Would that run on a GPU? I think the future is having both. Sequential programming is still the best abstraction for most tasks that don’t require immense parallel execution

dartos · 2 years ago

Axon runs compute graphs on gpu, but elixirs parallelism abstractions run on cpu

password4321 · 2 years ago

I need a buyers guide: what's the minimum to spend, and best at a few budget tiers? Unfortunately that info changes occasionally and I'm not sure if there's any resource that keeps on top of things.

alsodumb · 2 years ago

https://timdettmers.com/2023/01/30/which-gpu-for-deep-learni...

This is the best one imo.

Google Colab, Kaggle Notebooks and Paperspace Notebooks all offer free GPU usage (within limits), so you do not need to spent anything to learn GPU programming.

https://colab.google/

https://www.kaggle.com/docs/notebooks

https://www.paperspace.com/gradient/free-gpu

fulafel · 2 years ago

For learning basics of GPU programming your iGPU will do fine. Actual real-world applications are very varied of course.

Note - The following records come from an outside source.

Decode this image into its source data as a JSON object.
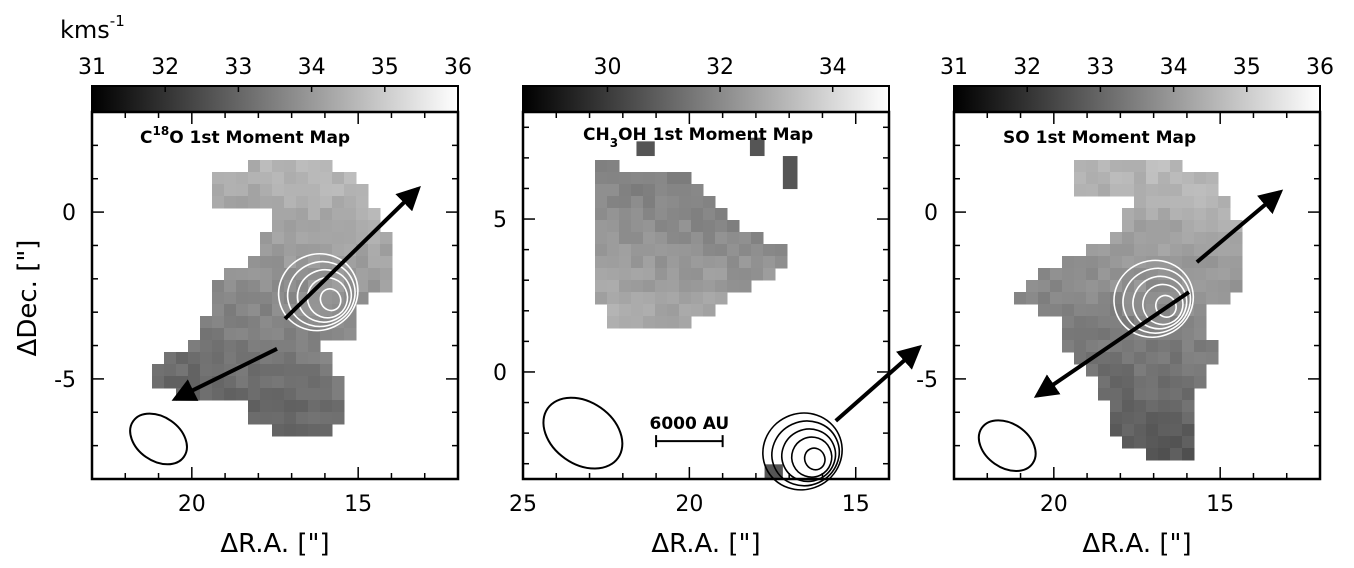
{
  "figure": {
    "unit_label": "kms",
    "unit_exponent": "-1",
    "xlabel": "ΔR.A. [\"]",
    "ylabel": "ΔDec. [\"]"
  },
  "chart_data": [
    {
      "type": "heatmap",
      "title": "C18O 1st Moment Map",
      "title_parts": [
        "C",
        "18",
        "O 1st Moment Map"
      ],
      "colorbar": {
        "range": [
          31,
          36
        ],
        "ticks": [
          31,
          32,
          33,
          34,
          35,
          36
        ]
      },
      "x_ticks": [
        20,
        15
      ],
      "y_ticks": [
        0,
        -5
      ],
      "xlim": [
        23,
        12
      ],
      "ylim": [
        -8,
        3
      ],
      "outflow_arrow": {
        "from": [
          17.2,
          -3.2
        ],
        "to": [
          13.2,
          0.7
        ],
        "to2": [
          20.5,
          -5.6
        ]
      },
      "beam": {
        "x": 21.0,
        "y": -6.8
      },
      "contour_color": "#ffffff",
      "contour_center": [
        16.2,
        -2.4
      ]
    },
    {
      "type": "heatmap",
      "title": "CH3OH 1st Moment Map",
      "title_parts": [
        "CH",
        "3",
        "OH 1st Moment Map"
      ],
      "colorbar": {
        "range": [
          28.5,
          35
        ],
        "ticks": [
          30,
          32,
          34
        ]
      },
      "x_ticks": [
        25,
        20,
        15
      ],
      "y_ticks": [
        5,
        0
      ],
      "xlim": [
        25,
        14
      ],
      "ylim": [
        -3.5,
        8.5
      ],
      "outflow_arrow": {
        "from": [
          15.6,
          -1.6
        ],
        "to": [
          13.1,
          0.8
        ]
      },
      "beam": {
        "x": 23.2,
        "y": -2.0
      },
      "scale_bar": {
        "label": "6000 AU",
        "from": 21.0,
        "to": 19.0,
        "y": -2.0
      },
      "contour_color": "#000000",
      "contour_center": [
        16.6,
        -2.6
      ]
    },
    {
      "type": "heatmap",
      "title": "SO 1st Moment Map",
      "title_parts": [
        "SO 1st Moment Map",
        "",
        ""
      ],
      "colorbar": {
        "range": [
          31,
          36
        ],
        "ticks": [
          31,
          32,
          33,
          34,
          35,
          36
        ]
      },
      "x_ticks": [
        20,
        15
      ],
      "y_ticks": [
        0,
        -5
      ],
      "xlim": [
        23,
        12
      ],
      "ylim": [
        -8,
        3
      ],
      "outflow_arrow": {
        "from": [
          15.7,
          -1.5
        ],
        "to": [
          13.2,
          0.6
        ],
        "to2": [
          20.5,
          -5.5
        ]
      },
      "beam": {
        "x": 21.4,
        "y": -7.0
      },
      "contour_color": "#ffffff",
      "contour_center": [
        17.0,
        -2.6
      ]
    }
  ]
}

You can also rent compute online if you don’t want to immediate plop down 1-2k

aunty_helen · 2 years ago

We’re back to “every developer must know” clickbait articles?

Although I think they'll be replaced by ChatGPT a good article in that style is actually quite valuable.

I like attacking complexity head on, and have a good knowledge of both quantitative methods & qualitative details of (say) computer hardware so having an article that can tell me the nitty gritty details of a field is appreciated.

Take "What every programmer should know about memory" — should every programmer know? Perhaps not, but every good programmer should at least have an appreciation of how a computer actually works. This pays dividends everywhere — locality (the main idea that you should take away from that article) is fast, easy to follow, and usually a result of good code that fits a problem well.

igh4st · 2 years ago

it seems so... Should take this article's statements with a grain of salt.